NYATANYA.COM, Yogyakarta – Mengusung tajuk ‘Metani’, 26 perupa yang tergabung dalam Paguyuban Sidji memamerkan karya terbaiknya di Jogja Gallery, Jalan Pekapalan Alun-alun Utara Yogyakarta.
Pameran yang digelar 8 – 18 November 2022 ini menampilkan sedikitnya 58 karya lukis dalamragam gaya dan ukuran.
Paguyuban Sidji sendiri merupakan singkatan dari seniman pinggiran dari Imogiri, Dlingo dan Jetis, Bantul sisi timur.
Berdasarkan Sejarah Singkat Paguyuban Sidji, mengutip tulisan Muhammad Fikri Muas, komunitas ini terbentuk pada awal tahun 1999.
Dimulai berkumpulnya beberapa seniman di Imogiri, seperti Suraji, Supangadi, Sri Harso, Sumardi, Sadarisman, Pencusanto, Dwi Haryanta, Sutrisno dan kawan-kawan.
Ketua Penyelenggara Pameran Sepa Darsono mengatakan paguyuban Sidji adalah kelompok kesenian. Kendati demikian keseharian seniman ini banyak dari anggota tidak hanya menggantungkan hidup dari kesenian saja.

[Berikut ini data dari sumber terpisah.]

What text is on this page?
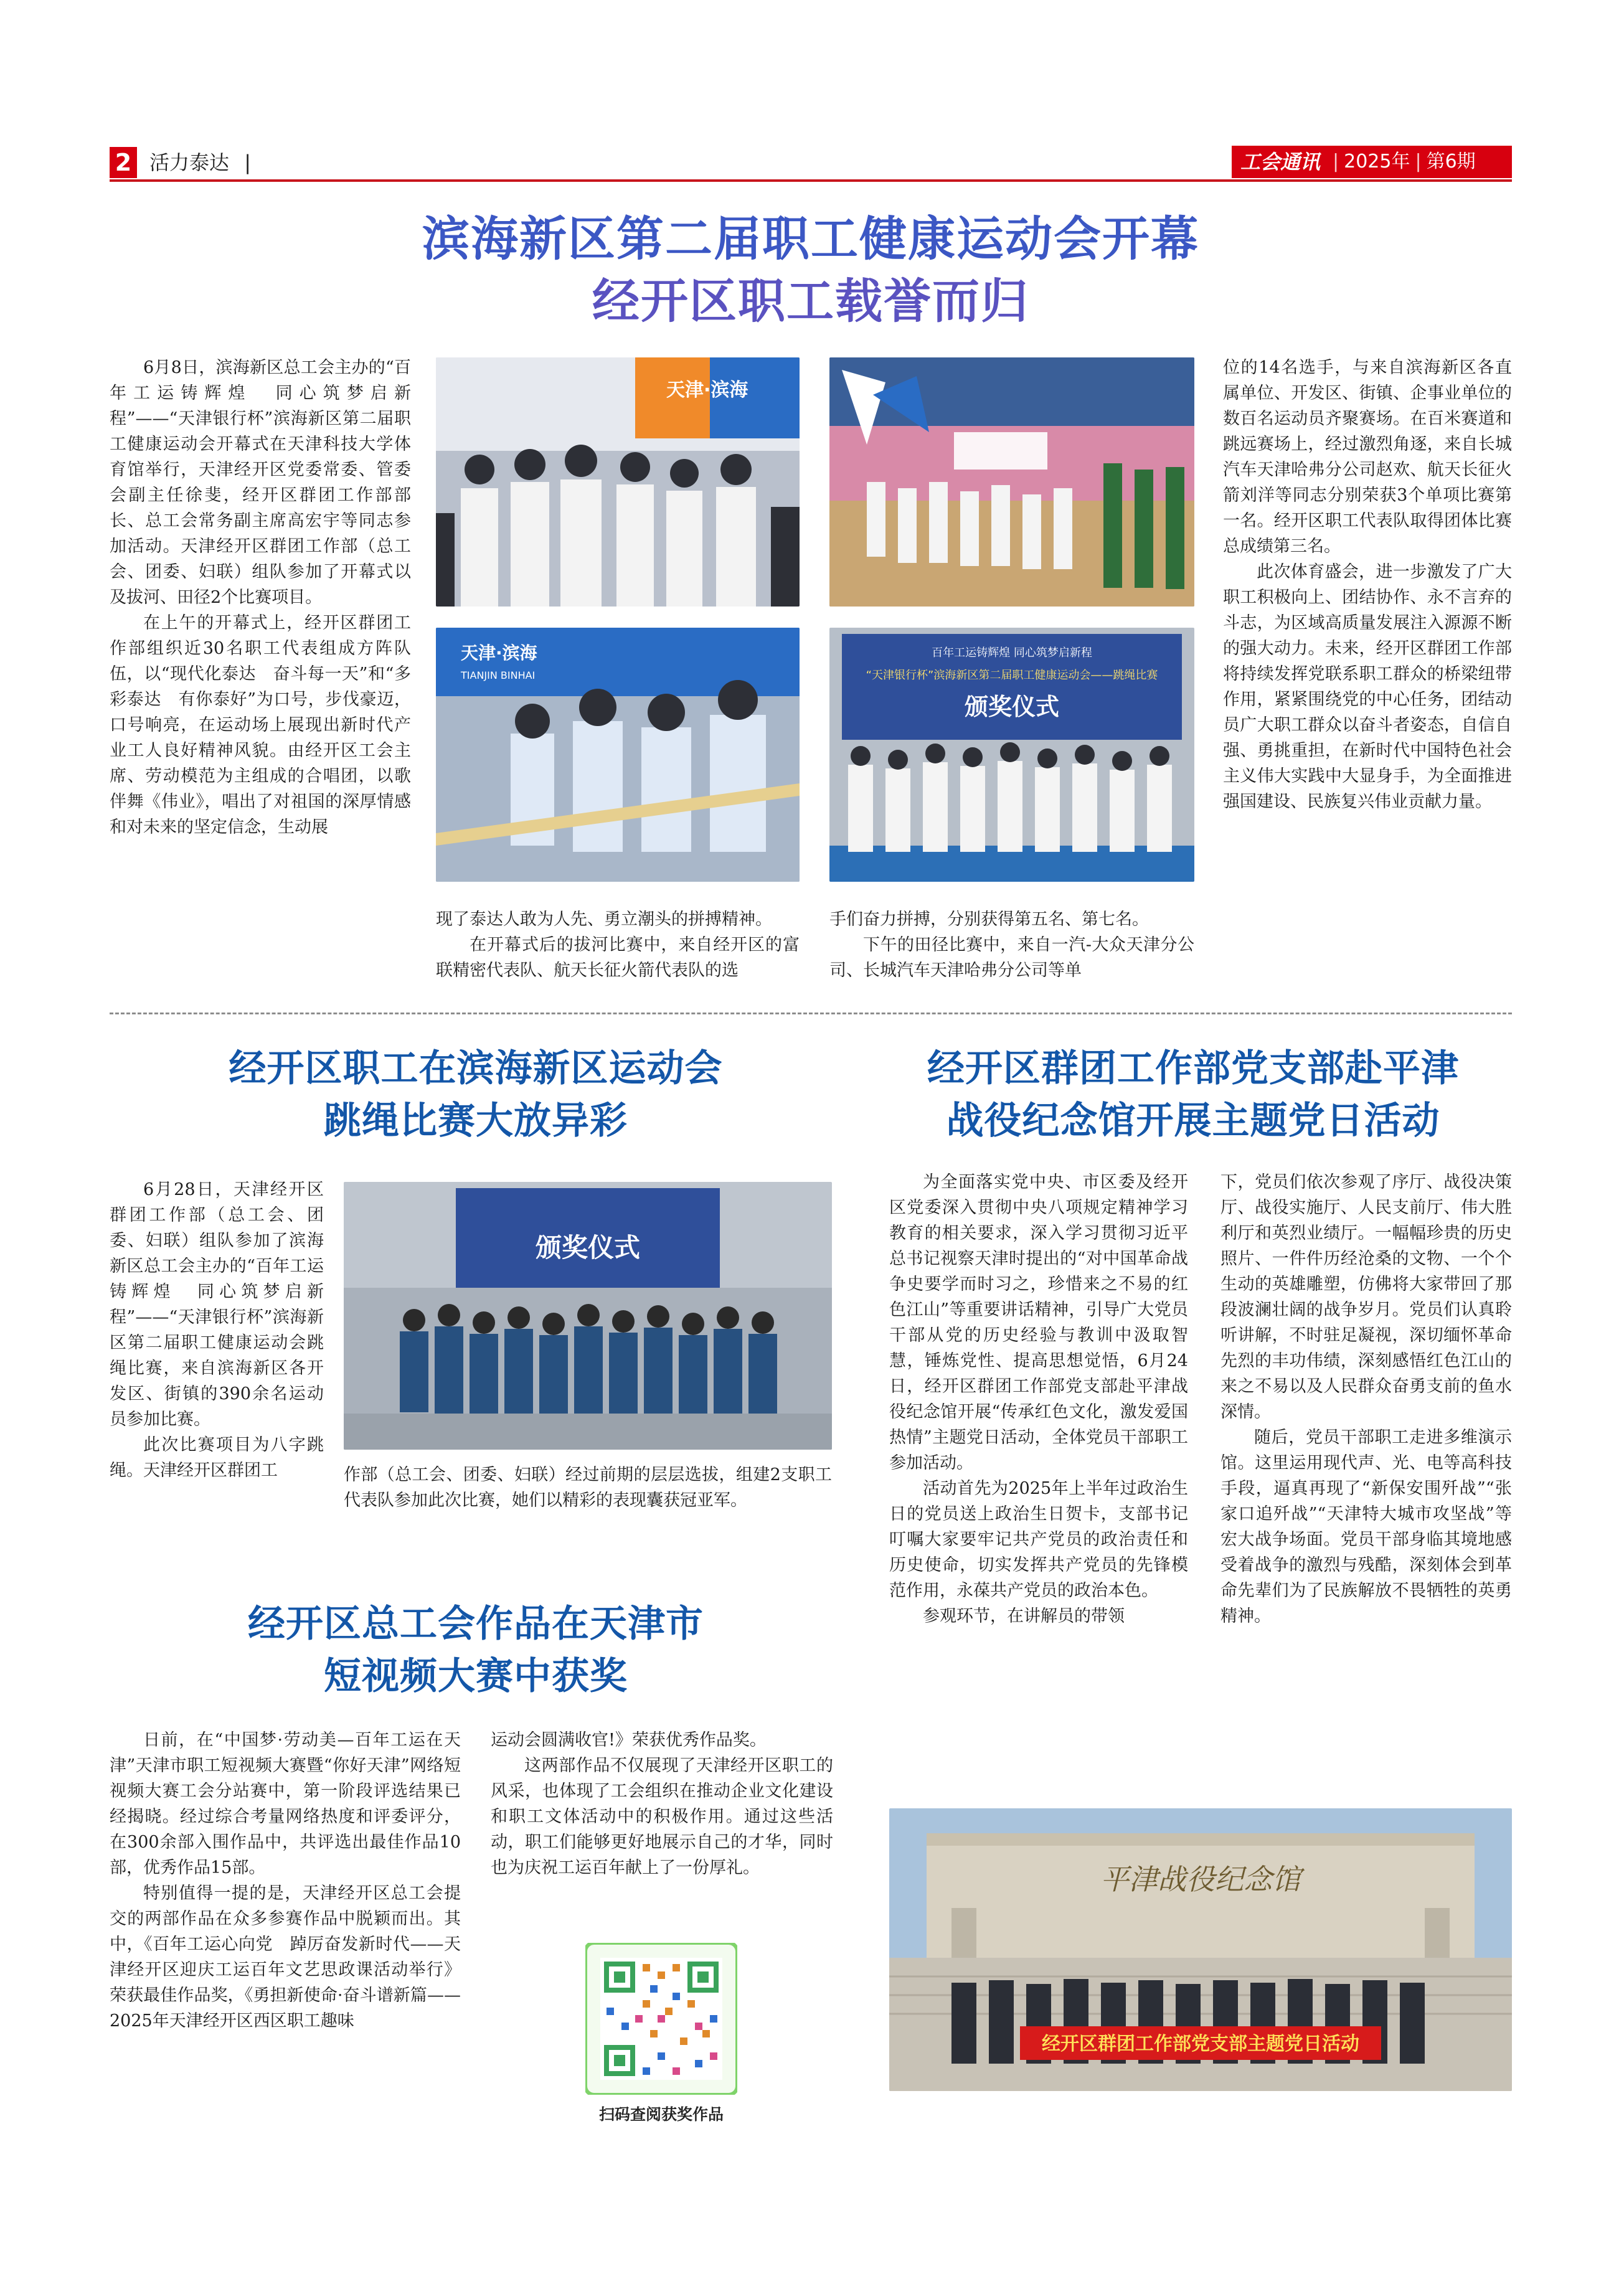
2 活力泰达 |	工会通讯 | 2025年 | 第6期
滨海新区第二届职工健康运动会开幕
经开区职工载誉而归

6月8日，滨海新区总工会主办的“百年工运铸辉煌　同心筑梦启新程”——“天津银行杯”滨海新区第二届职工健康运动会开幕式在天津科技大学体育馆举行，天津经开区党委常委、管委会副主任徐斐，经开区群团工作部部长、总工会常务副主席高宏宇等同志参加活动。天津经开区群团工作部（总工会、团委、妇联）组队参加了开幕式以及拔河、田径2个比赛项目。

在上午的开幕式上，经开区群团工作部组织近30名职工代表组成方阵队伍，以“现代化泰达　奋斗每一天”和“多彩泰达　有你泰好”为口号，步伐豪迈，口号响亮，在运动场上展现出新时代产业工人良好精神风貌。由经开区工会主席、劳动模范为主组成的合唱团，以歌伴舞《伟业》，唱出了对祖国的深厚情感和对未来的坚定信念，生动展

天津·滨海
天津·滨海
TIANJIN BINHAI
百年工运铸辉煌 同心筑梦启新程
“天津银行杯”滨海新区第二届职工健康运动会——跳绳比赛
颁奖仪式

现了泰达人敢为人先、勇立潮头的拼搏精神。

在开幕式后的拔河比赛中，来自经开区的富联精密代表队、航天长征火箭代表队的选

手们奋力拼搏，分别获得第五名、第七名。

下午的田径比赛中，来自一汽-大众天津分公司、长城汽车天津哈弗分公司等单

位的14名选手，与来自滨海新区各直属单位、开发区、街镇、企事业单位的数百名运动员齐聚赛场。在百米赛道和跳远赛场上，经过激烈角逐，来自长城汽车天津哈弗分公司赵欢、航天长征火箭刘洋等同志分别荣获3个单项比赛第一名。经开区职工代表队取得团体比赛总成绩第三名。

此次体育盛会，进一步激发了广大职工积极向上、团结协作、永不言弃的斗志，为区域高质量发展注入源源不断的强大动力。未来，经开区群团工作部将持续发挥党联系职工群众的桥梁纽带作用，紧紧围绕党的中心任务，团结动员广大职工群众以奋斗者姿态，自信自强、勇挑重担，在新时代中国特色社会主义伟大实践中大显身手，为全面推进强国建设、民族复兴伟业贡献力量。

经开区职工在滨海新区运动会
跳绳比赛大放异彩

6月28日，天津经开区群团工作部（总工会、团委、妇联）组队参加了滨海新区总工会主办的“百年工运铸辉煌　同心筑梦启新程”——“天津银行杯”滨海新区第二届职工健康运动会跳绳比赛，来自滨海新区各开发区、街镇的390余名运动员参加比赛。

此次比赛项目为八字跳绳。天津经开区群团工

颁奖仪式

作部（总工会、团委、妇联）经过前期的层层选拔，组建2支职工代表队参加此次比赛，她们以精彩的表现囊获冠亚军。

经开区总工会作品在天津市
短视频大赛中获奖

日前，在“中国梦·劳动美—百年工运在天津”天津市职工短视频大赛暨“你好天津”网络短视频大赛工会分站赛中，第一阶段评选结果已经揭晓。经过综合考量网络热度和评委评分，在300余部入围作品中，共评选出最佳作品10部，优秀作品15部。

特别值得一提的是，天津经开区总工会提交的两部作品在众多参赛作品中脱颖而出。其中，《百年工运心向党　踔厉奋发新时代——天津经开区迎庆工运百年文艺思政课活动举行》荣获最佳作品奖，《勇担新使命·奋斗谱新篇——2025年天津经开区西区职工趣味

运动会圆满收官!》荣获优秀作品奖。

这两部作品不仅展现了天津经开区职工的风采，也体现了工会组织在推动企业文化建设和职工文体活动中的积极作用。通过这些活动，职工们能够更好地展示自己的才华，同时也为庆祝工运百年献上了一份厚礼。

扫码查阅获奖作品
经开区群团工作部党支部赴平津
战役纪念馆开展主题党日活动

为全面落实党中央、市区委及经开区党委深入贯彻中央八项规定精神学习教育的相关要求，深入学习贯彻习近平总书记视察天津时提出的“对中国革命战争史要学而时习之，珍惜来之不易的红色江山”等重要讲话精神，引导广大党员干部从党的历史经验与教训中汲取智慧，锤炼党性、提高思想觉悟，6月24日，经开区群团工作部党支部赴平津战役纪念馆开展“传承红色文化，激发爱国热情”主题党日活动，全体党员干部职工参加活动。

活动首先为2025年上半年过政治生日的党员送上政治生日贺卡，支部书记叮嘱大家要牢记共产党员的政治责任和历史使命，切实发挥共产党员的先锋模范作用，永葆共产党员的政治本色。

参观环节，在讲解员的带领

下，党员们依次参观了序厅、战役决策厅、战役实施厅、人民支前厅、伟大胜利厅和英烈业绩厅。一幅幅珍贵的历史照片、一件件历经沧桑的文物、一个个生动的英雄雕塑，仿佛将大家带回了那段波澜壮阔的战争岁月。党员们认真聆听讲解，不时驻足凝视，深切缅怀革命先烈的丰功伟绩，深刻感悟红色江山的来之不易以及人民群众奋勇支前的鱼水深情。

随后，党员干部职工走进多维演示馆。这里运用现代声、光、电等高科技手段，逼真再现了“新保安围歼战”“张家口追歼战”“天津特大城市攻坚战”等宏大战争场面。党员干部身临其境地感受着战争的激烈与残酷，深刻体会到革命先辈们为了民族解放不畏牺牲的英勇精神。

平津战役纪念馆
经开区群团工作部党支部主题党日活动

“Ada yang berprofesi sebagai guru, toko kelontong, penjual tanaman, penjual pisau, petani bahkan debt collector,” kata Sepa, di sela-sela pembukaan pemeran, Rabu (9/11/2022) malam.

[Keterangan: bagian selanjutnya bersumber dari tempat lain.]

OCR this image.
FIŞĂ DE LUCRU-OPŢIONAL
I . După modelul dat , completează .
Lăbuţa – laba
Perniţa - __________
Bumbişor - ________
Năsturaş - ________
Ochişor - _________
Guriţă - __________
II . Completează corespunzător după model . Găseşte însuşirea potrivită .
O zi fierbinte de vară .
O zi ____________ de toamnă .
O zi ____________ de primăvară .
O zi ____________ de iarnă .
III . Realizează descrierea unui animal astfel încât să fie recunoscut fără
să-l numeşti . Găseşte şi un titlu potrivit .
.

Menurutnya, anggota Paguyuban Sidji berjumlah 41 orang, yang sampai tahun 2021 telah mengadakan sekitar sebelas kali pameran. Anggota paguyuban ini juga mengalami regenerasi atau berkelanjutan.
“Anggota komunitas juga beragam dari segi umur, ekonomi, pekerjaan, pendidikan, kemampuan dan posisi karir berkesenian. Di sinilah asal kami menemukan Metani dan metaverse sebagai tema pameran ini,” katanya.

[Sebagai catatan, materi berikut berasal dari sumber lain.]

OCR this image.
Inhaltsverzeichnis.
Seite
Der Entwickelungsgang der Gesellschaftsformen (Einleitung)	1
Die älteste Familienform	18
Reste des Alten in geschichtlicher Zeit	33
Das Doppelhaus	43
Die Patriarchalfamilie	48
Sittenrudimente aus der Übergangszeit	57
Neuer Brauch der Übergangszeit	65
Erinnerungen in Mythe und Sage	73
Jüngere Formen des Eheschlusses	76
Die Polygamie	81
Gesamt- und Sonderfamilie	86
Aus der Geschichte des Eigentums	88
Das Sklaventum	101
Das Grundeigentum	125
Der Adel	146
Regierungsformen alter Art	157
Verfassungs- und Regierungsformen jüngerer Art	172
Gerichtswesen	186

Metani dalam bahasa Jawa berarti cari kutu atau lingsa (telur kutu), menjadi kata yang mewakili kegiatan aktif yaitu mencari kutu. Sedangkan petani atau lebih sering diucapkan Metani bermakna pasif yaitu dicari kutunya.
Lanjut Seba, dahulu mencari kutu ini merupakan kebiasaan dilakukan ibu-ibu disela pekerjaan. Karena mencari kutu (metani) dilakukan sendiri, sehingga merupakan bentuk kegiatan dalam lingkup komunal.
“Pada saat mencari kutu inilah terjadi perbincangan astar kaum perempuan. Menjadi kesempatan untuk saling bercanda, bertukar kabar berita, gosip bahkan juga pengetahuan,” ucapnya.
Karena kegiatan ini tidak hanya dilakukan oleh orang dewasa, tetapi sering anak-anak juga hadir disana. Sehingga bisa muncul nasehat dari ibu-ibu kepada generasi dibawahnya.
Bagi Paguyuban Sidji, kata tersebut dimaknai sebagai “memetakan” karena perkembangan seni rupa saat ini terhubung erat dengan berbagai persoalan di luar dunia seni.
Ketika dahulu perubahan ekonomi, sosial, politik dan budaya sendiri cukup berpengaruh, saat ini ditambah kuatnya dunia industri dan luas jangkauan tehnologi informasi membuat perubahan cepat dan sulit dikuti.
“Memetakan berarti berusaha melihat dunia seni rupa secara menyeluruh (universal) sehingga segala kemungkinan akan terjadi dapat dilihat secara obyektif,” tandasnya.
Mieke Soesanto kurator seni mengatakan Metani menjadi momentum menyenangkan bagi seniman karena bisa berjumpa langsung dengan penikmat seni. Sidji merupakan salah satu di antara banyak kolektif seni di Jogja yang melalui proses kehidupan.
“Paguyuban Sidji ini berisi perupa dengan banyak konsep di belakangnya. Sejak tahun 1999 muncul, berproses sampai hari ini beregenerasi. Hakikat pameran ini adalah harapan agar setiap dialog terus terjaga,” jelasnya
Sementara itu Anggota DPR RI Gandung Pardiman sangat mendukung pameran yang digelar seniman asal Bantul ini.
Gandung berharap seni bisa menjadi profesi yang menghidupi bagi Paguyuban Sidji, tak hanya menyalurkan hobi semata.
“Saya mendorong ekspresi konkret dari pelaku seni di DIY. Tentu karya mereka mewarnai Jogja sebagai Kota Seniman yang eksis dalam situasi apapun. Semoga ini tak sebagai hobi saja tapi muncul sebagai profesi,” ungkap Gandung.